Selon lui, il n'y a plus de courant électrique et les générateurs sont à l'arrêt faute de mazout dans ce secteur assiégé depuis quatre mois par les forces du régime de Bachar al-Assad.

Les Casques blancs, ces secouristes en zone rebelle, ont publié samedi sur leur page Facebook des vidéos et des photos témoignant de la violence des bombardements.

Dans l'une des vidéos, on peut voir des volontaires près d'un cadavre couvert de sang dans une rue. «Nous n'avons plus de sacs» pour envelopper les corps, s'écrie l'un d'eux. «Faites vite, faites vite», crie un autre tandis que les secouristes scrutent le ciel pour voir si des avions survolent la zone.

«C'est un jour catastrophique à Alep assiégée, avec des bombardements sans précédent», écrivent les Casques blancs.

«Quasiment aucun quartier d'Alep-Est n'a été épargné par les bombardements du régime aujourd'hui», a indiqué à l'AFP Rami Abdel Rahmane, directeur de l'Observatoire syrien des droits de l'Homme (OSDH).

Cette ONG qui dispose d'un large réseau de sources à travers le pays en guerre a recensé samedi 27 morts, portant à 92 le nombre de civils tués depuis mardi dans les bombardements du régime de Damas.

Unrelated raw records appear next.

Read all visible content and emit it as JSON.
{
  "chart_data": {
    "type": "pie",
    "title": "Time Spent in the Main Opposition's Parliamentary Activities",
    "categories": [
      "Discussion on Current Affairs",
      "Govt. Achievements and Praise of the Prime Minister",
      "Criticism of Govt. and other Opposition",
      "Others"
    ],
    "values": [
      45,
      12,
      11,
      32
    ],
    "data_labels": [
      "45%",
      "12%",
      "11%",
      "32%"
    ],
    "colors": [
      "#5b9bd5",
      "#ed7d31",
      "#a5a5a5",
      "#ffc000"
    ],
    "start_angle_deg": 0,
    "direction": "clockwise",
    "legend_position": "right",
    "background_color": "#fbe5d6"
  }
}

Ce dernier est déterminé à reprendre coûte que coûte la partie est d'Alep qui lui échappe depuis 2012. Les forces progouvernementales contrôlent l'ouest de cette cité au riche passé historique. Dans ce secteur, deux civils ont été tués par des roquettes tirées par les rebelles, selon les médias officiels.

Journée noire

L'émissaire de l'ONU pour la Syrie Staffan de Mistura effectuera dimanche une visite à Damas où il rencontrera le ministre des Affaires Étrangères Walid Mouallem, a indiqué le site du quotidien al-Watan, proche du pouvoir.

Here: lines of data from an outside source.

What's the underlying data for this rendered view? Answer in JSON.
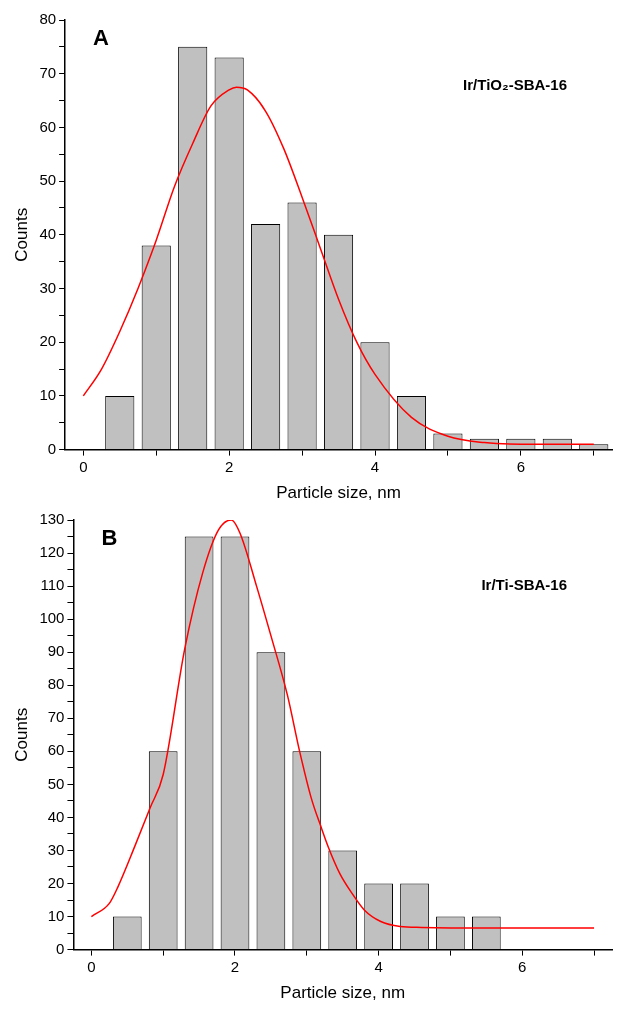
{
  "chart_data": [
    {
      "type": "histogram",
      "xlabel": "Particle size, nm",
      "ylabel": "Counts",
      "color": "#c0c0c0",
      "marker": "none",
      "grid": false,
      "legend": false,
      "bins": [
        0.25,
        0.75,
        1.25,
        1.75,
        2.25,
        2.75,
        3.25,
        3.75,
        4.25,
        4.75,
        5.25,
        5.75,
        6.25,
        6.75,
        7.25
      ],
      "values": [
        10,
        38,
        75,
        73,
        42,
        46,
        40,
        20,
        10,
        3,
        2,
        2,
        2,
        1
      ],
      "series": [
        {
          "type": "line",
          "color": "#ff0000",
          "x": [
            0,
            0.25,
            0.5,
            0.75,
            1,
            1.25,
            1.5,
            1.75,
            2,
            2.1,
            2.25,
            2.5,
            2.75,
            3,
            3.25,
            3.5,
            3.75,
            4,
            4.5,
            5,
            5.5,
            6,
            7
          ],
          "values": [
            10,
            15,
            22,
            30,
            39,
            49,
            57,
            64,
            67,
            67.5,
            67,
            63,
            56,
            47,
            37.5,
            28,
            20,
            14,
            6,
            2.5,
            1.3,
            1,
            1
          ]
        }
      ],
      "xlim": [
        -0.25,
        7.25
      ],
      "xticks": [
        0,
        {
          "value": 1,
          "label": null
        },
        2,
        {
          "value": 3,
          "label": null
        },
        4,
        {
          "value": 5,
          "label": null
        },
        6,
        {
          "value": 7,
          "label": null
        }
      ],
      "ylim": [
        0,
        80
      ],
      "yticks": [
        0,
        {
          "value": 5,
          "label": null
        },
        10,
        {
          "value": 15,
          "label": null
        },
        20,
        {
          "value": 25,
          "label": null
        },
        30,
        {
          "value": 35,
          "label": null
        },
        40,
        {
          "value": 45,
          "label": null
        },
        50,
        {
          "value": 55,
          "label": null
        },
        60,
        {
          "value": 65,
          "label": null
        },
        70,
        {
          "value": 75,
          "label": null
        },
        80
      ],
      "annotations": [
        "A",
        "Ir/TiO₂-SBA-16"
      ]
    },
    {
      "type": "histogram",
      "xlabel": "Particle size, nm",
      "ylabel": "Counts",
      "color": "#c0c0c0",
      "marker": "none",
      "grid": false,
      "legend": false,
      "bins": [
        0.25,
        0.75,
        1.25,
        1.75,
        2.25,
        2.75,
        3.25,
        3.75,
        4.25,
        4.75,
        5.25,
        5.75
      ],
      "values": [
        10,
        60,
        125,
        125,
        90,
        60,
        30,
        20,
        20,
        10,
        10
      ],
      "series": [
        {
          "type": "line",
          "color": "#ff0000",
          "x": [
            0,
            0.25,
            0.37,
            0.6,
            0.82,
            1,
            1.3,
            1.55,
            1.77,
            1.95,
            2.07,
            2.3,
            2.5,
            2.73,
            2.9,
            3.06,
            3.2,
            3.3,
            3.46,
            3.63,
            3.8,
            4.03,
            4.3,
            4.6,
            5.5,
            7
          ],
          "values": [
            10,
            14,
            19,
            31,
            43,
            53,
            91,
            114,
            127,
            130,
            126,
            110,
            95,
            77,
            60,
            46,
            37,
            31,
            23,
            17,
            12,
            8.5,
            7,
            6.7,
            6.5,
            6.5
          ]
        }
      ],
      "xlim": [
        -0.25,
        7.25
      ],
      "xticks": [
        0,
        {
          "value": 1,
          "label": null
        },
        2,
        {
          "value": 3,
          "label": null
        },
        4,
        {
          "value": 5,
          "label": null
        },
        6,
        {
          "value": 7,
          "label": null
        }
      ],
      "ylim": [
        0,
        130
      ],
      "yticks": [
        0,
        {
          "value": 5,
          "label": null
        },
        10,
        {
          "value": 15,
          "label": null
        },
        20,
        {
          "value": 25,
          "label": null
        },
        30,
        {
          "value": 35,
          "label": null
        },
        40,
        {
          "value": 45,
          "label": null
        },
        50,
        {
          "value": 55,
          "label": null
        },
        60,
        {
          "value": 65,
          "label": null
        },
        70,
        {
          "value": 75,
          "label": null
        },
        80,
        {
          "value": 85,
          "label": null
        },
        90,
        {
          "value": 95,
          "label": null
        },
        100,
        {
          "value": 105,
          "label": null
        },
        110,
        {
          "value": 115,
          "label": null
        },
        120,
        {
          "value": 125,
          "label": null
        },
        130
      ],
      "annotations": [
        "B",
        "Ir/Ti-SBA-16"
      ]
    }
  ]
}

Les écoles d'Alep-Est ont annoncé dans un communiqué qu'elles suspendaient les cours samedi et dimanche, «pour la sécurité des élèves et des enseignants après les frappes aériennes barbares».

Les structures de secours ont aussi été durement affectées par cette pluie de bombes, plongeant les 250 000 habitants qui résideraient encore dans les quartiers est dans une situation de plus en plus dramatique.

Vendredi, un bombardement sur le quartier de Maadi a mis hors service un des derniers hôpitaux d'Alep-Est après l'avoir détruit partiellement. Deux patients ont été tués et des infirmiers blessés, a indiqué à l'AFP une source médicale.

Par ailleurs, le dernier hôpital pédiatrique encore en fonction a été évacué vendredi après avoir été endommagé deux jours plus tôt par des barils d'explosifs, selon l'ONG Association des docteurs indépendants (ADI) qui gère l'établissement.

Pour Médecins sans frontières (MSF), il s'agit d'«une journée noire pour Alep-Est où les violents bombardements ont provoqué de lourds dommages aux quelques hôpitaux encore en mesure de fournir des soins médicaux».

Bombardement et famine

Les forces du régime «entendent combiner bombardements aériens et famine résultant du siège pour obtenir une reddition des rebelles», estime Thomas Pierret, spécialiste de la Syrie et professeur à l'université d'Edimbourg, en Ecosse.

La Russie, qui intervient en Syrie depuis plus d'un an pour soutenir le régime, ne participe pas aux bombardements aériens sur Alep-Est. Mais elle mène depuis mardi des frappes sur la province voisine d'Idleb, contrôlée par une alliance de rebelles et de djihadistes.

Selon des analystes, Damas et ses alliés veulent aller vite avant la prise de fonction de Donald Trump à la présidence américaine le 20 janvier.

«Il est clair que la Russie, Damas et Téhéran veulent reprendre l'est d'Alep rapidement. Les États-Unis sont paralysés, il faut (pour eux) mettre Trump devant le fait accompli en janvier prochain», a déclaré à l'AFP Fabrice Balanche, expert de la Syrie au Washington Institute, un centre de réflexion basé aux États-Unis.

Sur un front distinct, les Forces démocratiques syriennes (FDS) - une coalition arabo-kurde - ont lancé le 5 novembre une offensive en vue de reprendre Raqa au groupe État islamique (EI), qui a fait de cette ville de l'est sa «capitale» en Syrie.

Les FDS ont annoncé samedi avoir pris le contrôle de la hauteur stratégique, Tall Samane, qui lui ouvrirait la route de Raqa, à 25 km plus au sud.